Stu Simmons Elijah Wood
Stephen Simmons Kevin Costner
Lois Simmons Mare Winningham
Lidia Simmons Lexi Randall
Elvadine LaToya Chisholm
Billy Christopher Fennell ˝
Arliss Donald Sellers ˝
Leo Leon Sills ˝
Lester Lucker Will West
Ebb Lucas Black ˝
Mr. Lipnicki Raynor Scheine
Miss Strapford Christine Baranski ˝



This warm and magnificently photographed film shows a slice of growing up in the American south in 1970. The Simmons family, as many families surrounding them, struggle with poverty and the after-effects of the Vietnam war, which the father fought in and came back from with post-traumatic stress syndrome. The children spend the beautiful summer building a huge tree-house and playing with various mechanical junk they find scattered around the neighbourhood, as you would in the 1970s. And as their father recovers from the psychological wounds of his war, the children raise their own with the rivalling, motherless Lipnicki siblings next door.
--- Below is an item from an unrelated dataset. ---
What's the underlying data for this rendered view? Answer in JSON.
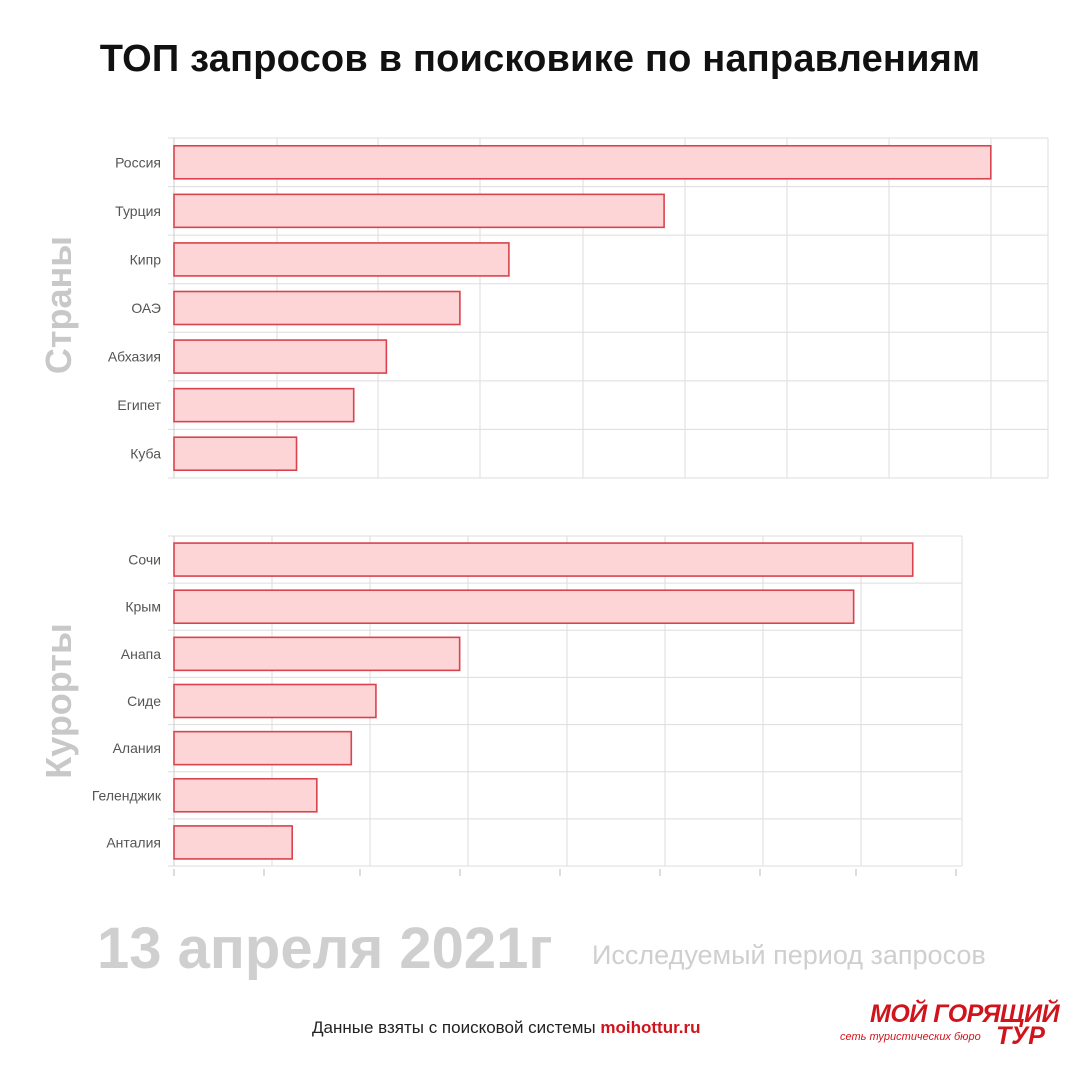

The film was based on a screenplay by newcomer Kathy McWorter which has a lot of insight and layers to it, even if it at times threatens to overreach and become too much message. The director, Jon Avnet (Fried Green Tomatoes), is fairly eager to convey the script's obvious duality, but he also creates solid roots for the basic narrative. He has a delightful balance between his nostalgia and understanding for the zeitgeist and the environments he's portraying. And although the war parable may not be exactly subtle, it's on the nose and quite effective. Avnet aims for thought-provoking and important, and attains at least engrossing and authentic. He recaptures a time and place filled with warm naiveté, with recognizable music, clothes and colours, and with those familiar southern mannerisms. The joy of life, hardships and conflicts of the kids are as well portrayed here as in any coming-of-age film, and for anyone who remembers growing up in or around said time period, the film is a remarkable feel-good treat. There are several accomplished performances in here too, both by local non-professionals such as the Lipnickis (of which Lucas Black later made a name for himself) and – to a lesser degree – by the Lidia crew. And there are also some fun turns from established character actors such as the wonderful stereotypes delivered by Christine Baranski and Raynor Scheine.

Still, it is Elijah Wood who elevates the drama from interesting to harrowingly effective through his skilled, multilayered lead. There is so much potency in Wood here that he feels almost like a juvenile version of Marlon Brando – from his emotional outbursts to his physical acting. His scenes with Costner are among the film's finest. It was a performance that marked the culmination of one of the best child acting careers in Hollywood history.